Questione genetica. Confrontando la materiale genetico la fossili di Ancient fraud quello posseduto lee loro “nipoti” moderni, gli scienziati hanno riscontrato alcune le stesse varianti relate ai ritmi circadiani, ovvero alla regolazione del sonno da parte del payable orologio biologico implants. Chi presenta oggi queste varianti ha dichiarato di avere la tendenza a svegliarsi presto as mattino, est “allodole”. Nel dettaglio, lo studio ha riguardato oltre mezzo milione di persone che abitano il Regno Unito, raccolte in un database ( la U. K. Biobank ), anche se gli scienziati sperano di poter presto allargare il proprio campo d’indagine in successive ricerche.
Più intensity per la journey. Ma per legge motivo alcuni tra i nostri progenitori erano così mattinieri? La ragione, stando agli scienziati, deriverebbe dalle condizioni climatiche electronic ambientali nelle quali vivevano. La propensione a svegliarsi prima è legata a us ritmo circadiano ridotto, che consente us allineamento più rapido dell’alternanza sonno- veglia rispetto agli stimoli del investor wildlife.
Questione di lucy. A differenza dei sapiens provenienti dall’Africa, i Neanderthal che vivevano in Eurasia dovettero fare i conti con giornate più brevi, climi più rigidi e risorse scarse ( soprattutto in inverno ).

Per sfruttare as meglio la poche metal di luce a disposizione per cacciare o raccogliere al cibo, dovettero alzarsi lee loro giacigli molto prime dei” cugini” africani. Aiutandoli to adeguarsi meglio as della ambiente, que tratto genetico si è mantenuto nella prole risultante dagli incroci with i humans.
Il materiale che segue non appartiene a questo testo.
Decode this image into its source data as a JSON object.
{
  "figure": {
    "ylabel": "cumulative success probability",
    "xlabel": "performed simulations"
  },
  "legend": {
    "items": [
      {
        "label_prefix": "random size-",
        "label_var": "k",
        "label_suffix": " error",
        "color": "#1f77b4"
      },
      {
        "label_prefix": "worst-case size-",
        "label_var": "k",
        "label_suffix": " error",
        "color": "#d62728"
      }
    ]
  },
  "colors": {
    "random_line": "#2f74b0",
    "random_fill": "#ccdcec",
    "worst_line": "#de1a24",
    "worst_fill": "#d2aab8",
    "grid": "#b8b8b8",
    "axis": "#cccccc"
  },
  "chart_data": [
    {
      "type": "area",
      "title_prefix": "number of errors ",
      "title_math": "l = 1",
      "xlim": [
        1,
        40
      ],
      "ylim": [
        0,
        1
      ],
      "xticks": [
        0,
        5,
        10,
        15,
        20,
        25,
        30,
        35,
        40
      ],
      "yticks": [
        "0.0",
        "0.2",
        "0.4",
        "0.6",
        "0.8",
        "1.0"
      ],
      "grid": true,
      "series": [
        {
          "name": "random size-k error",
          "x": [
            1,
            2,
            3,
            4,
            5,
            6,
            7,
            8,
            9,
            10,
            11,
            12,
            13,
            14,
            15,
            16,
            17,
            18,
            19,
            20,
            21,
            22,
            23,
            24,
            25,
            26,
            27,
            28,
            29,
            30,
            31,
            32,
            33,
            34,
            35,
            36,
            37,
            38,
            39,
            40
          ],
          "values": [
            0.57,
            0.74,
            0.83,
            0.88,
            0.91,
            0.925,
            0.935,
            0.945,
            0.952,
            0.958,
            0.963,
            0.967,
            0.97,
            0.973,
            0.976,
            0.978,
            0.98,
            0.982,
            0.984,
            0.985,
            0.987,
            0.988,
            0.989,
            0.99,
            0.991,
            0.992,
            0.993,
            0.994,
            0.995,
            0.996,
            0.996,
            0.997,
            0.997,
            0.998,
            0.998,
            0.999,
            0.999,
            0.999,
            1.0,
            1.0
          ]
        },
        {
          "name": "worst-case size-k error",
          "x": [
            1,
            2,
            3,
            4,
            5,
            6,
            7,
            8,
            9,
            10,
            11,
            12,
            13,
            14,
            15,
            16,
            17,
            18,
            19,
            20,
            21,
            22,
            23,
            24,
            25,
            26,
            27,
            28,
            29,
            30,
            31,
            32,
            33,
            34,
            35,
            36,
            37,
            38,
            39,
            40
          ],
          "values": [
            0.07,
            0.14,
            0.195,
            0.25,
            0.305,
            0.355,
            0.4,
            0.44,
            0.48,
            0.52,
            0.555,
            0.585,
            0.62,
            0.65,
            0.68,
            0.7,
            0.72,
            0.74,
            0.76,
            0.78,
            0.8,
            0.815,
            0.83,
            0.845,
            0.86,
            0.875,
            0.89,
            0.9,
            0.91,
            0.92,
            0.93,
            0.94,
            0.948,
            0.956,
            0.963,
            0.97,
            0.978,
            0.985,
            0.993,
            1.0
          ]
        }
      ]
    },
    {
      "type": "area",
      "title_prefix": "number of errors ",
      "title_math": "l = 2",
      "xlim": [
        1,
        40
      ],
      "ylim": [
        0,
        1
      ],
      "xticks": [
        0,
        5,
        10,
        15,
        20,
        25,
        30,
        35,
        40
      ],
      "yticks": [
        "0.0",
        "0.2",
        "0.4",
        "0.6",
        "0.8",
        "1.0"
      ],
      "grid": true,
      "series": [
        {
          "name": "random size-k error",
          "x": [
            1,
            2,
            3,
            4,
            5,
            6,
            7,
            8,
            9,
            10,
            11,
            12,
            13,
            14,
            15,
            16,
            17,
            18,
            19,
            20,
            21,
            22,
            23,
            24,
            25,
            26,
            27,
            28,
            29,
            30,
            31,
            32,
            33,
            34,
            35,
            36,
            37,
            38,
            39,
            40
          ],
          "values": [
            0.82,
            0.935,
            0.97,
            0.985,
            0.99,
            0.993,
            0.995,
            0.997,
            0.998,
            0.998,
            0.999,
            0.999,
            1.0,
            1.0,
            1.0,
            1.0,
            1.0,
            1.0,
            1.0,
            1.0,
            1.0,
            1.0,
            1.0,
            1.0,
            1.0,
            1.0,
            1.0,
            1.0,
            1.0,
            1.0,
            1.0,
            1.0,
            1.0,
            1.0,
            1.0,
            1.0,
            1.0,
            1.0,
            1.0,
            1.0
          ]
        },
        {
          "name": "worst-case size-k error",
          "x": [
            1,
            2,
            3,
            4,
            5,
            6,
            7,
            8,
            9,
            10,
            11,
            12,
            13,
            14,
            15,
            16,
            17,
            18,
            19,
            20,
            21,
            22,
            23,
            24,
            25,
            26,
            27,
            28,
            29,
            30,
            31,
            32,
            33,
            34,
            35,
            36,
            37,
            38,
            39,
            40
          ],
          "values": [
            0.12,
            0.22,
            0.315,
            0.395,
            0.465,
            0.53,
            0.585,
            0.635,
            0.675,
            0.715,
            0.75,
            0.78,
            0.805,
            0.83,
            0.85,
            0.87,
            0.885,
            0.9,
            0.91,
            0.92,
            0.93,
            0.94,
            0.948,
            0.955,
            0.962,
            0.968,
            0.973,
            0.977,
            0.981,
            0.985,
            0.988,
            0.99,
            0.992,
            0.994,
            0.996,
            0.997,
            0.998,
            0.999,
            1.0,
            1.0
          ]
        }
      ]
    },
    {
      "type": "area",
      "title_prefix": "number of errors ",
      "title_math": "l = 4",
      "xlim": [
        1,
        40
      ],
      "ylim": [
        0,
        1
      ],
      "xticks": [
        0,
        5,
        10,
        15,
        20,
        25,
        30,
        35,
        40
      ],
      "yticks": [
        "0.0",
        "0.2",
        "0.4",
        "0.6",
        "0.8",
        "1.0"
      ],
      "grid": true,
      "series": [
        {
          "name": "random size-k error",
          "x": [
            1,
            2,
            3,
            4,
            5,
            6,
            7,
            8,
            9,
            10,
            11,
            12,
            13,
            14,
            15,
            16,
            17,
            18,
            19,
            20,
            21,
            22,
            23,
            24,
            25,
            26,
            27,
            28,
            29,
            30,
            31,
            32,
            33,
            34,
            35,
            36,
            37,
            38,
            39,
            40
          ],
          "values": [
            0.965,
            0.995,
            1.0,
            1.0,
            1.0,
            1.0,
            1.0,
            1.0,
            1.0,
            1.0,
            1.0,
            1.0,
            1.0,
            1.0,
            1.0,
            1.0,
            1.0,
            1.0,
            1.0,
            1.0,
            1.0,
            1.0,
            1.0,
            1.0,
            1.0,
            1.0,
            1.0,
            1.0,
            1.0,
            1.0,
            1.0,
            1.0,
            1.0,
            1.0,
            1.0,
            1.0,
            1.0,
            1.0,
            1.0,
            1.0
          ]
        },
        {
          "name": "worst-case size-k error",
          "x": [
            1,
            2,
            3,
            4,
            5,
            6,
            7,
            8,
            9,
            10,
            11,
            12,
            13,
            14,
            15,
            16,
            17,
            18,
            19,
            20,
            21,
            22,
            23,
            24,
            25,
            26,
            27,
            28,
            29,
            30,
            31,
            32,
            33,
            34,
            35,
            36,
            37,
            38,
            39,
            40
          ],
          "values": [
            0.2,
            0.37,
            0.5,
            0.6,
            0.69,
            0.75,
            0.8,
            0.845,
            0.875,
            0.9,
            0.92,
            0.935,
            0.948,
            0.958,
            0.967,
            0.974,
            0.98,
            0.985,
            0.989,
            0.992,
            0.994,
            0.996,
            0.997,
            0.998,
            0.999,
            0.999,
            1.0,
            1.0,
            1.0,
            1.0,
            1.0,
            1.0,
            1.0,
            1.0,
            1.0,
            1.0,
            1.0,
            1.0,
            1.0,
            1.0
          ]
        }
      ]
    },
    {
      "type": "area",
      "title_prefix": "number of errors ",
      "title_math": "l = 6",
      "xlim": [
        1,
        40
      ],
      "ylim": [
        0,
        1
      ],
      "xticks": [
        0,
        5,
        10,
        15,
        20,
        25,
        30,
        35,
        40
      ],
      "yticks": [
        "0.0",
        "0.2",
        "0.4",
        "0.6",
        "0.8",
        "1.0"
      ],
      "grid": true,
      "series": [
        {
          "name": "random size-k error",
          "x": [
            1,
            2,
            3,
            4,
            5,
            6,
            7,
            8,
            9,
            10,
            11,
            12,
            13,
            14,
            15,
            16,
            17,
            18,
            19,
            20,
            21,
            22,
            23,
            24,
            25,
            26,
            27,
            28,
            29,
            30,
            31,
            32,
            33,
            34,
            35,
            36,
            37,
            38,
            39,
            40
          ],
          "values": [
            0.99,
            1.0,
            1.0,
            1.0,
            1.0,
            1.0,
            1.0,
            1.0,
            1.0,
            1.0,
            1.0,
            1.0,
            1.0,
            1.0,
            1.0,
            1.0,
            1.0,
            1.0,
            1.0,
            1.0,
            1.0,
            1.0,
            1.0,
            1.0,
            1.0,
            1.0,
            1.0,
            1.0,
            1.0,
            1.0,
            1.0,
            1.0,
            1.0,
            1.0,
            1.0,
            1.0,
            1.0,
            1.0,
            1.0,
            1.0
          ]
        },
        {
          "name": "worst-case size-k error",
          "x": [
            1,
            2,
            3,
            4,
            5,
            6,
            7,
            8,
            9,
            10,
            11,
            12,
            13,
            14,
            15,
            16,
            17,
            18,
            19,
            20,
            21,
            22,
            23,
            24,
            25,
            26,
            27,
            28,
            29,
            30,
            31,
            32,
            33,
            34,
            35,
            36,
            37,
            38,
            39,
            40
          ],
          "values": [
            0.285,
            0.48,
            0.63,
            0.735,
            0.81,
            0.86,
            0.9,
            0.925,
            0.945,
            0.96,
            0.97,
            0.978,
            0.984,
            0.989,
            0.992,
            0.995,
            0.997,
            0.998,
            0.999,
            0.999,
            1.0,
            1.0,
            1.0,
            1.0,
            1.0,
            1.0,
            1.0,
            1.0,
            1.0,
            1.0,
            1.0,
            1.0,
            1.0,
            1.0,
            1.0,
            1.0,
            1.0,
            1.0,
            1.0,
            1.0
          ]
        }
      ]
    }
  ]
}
not just one capable. Malgrado behold studio in questione si soffermi dei componente genetica, i suoi autori qui tengono a precisare della quest’ultima no è l’unico motivo per cui certain persone sono più mattiniere of altre. Infatti molteplici fattori, spesso diversissimi tv loro, condizionare al risveglio. What esempio? L’età, social environment, la livello of anxiety o la presenza della patologie fisiche or psicologiche in grade di modificare l’orologio biologico.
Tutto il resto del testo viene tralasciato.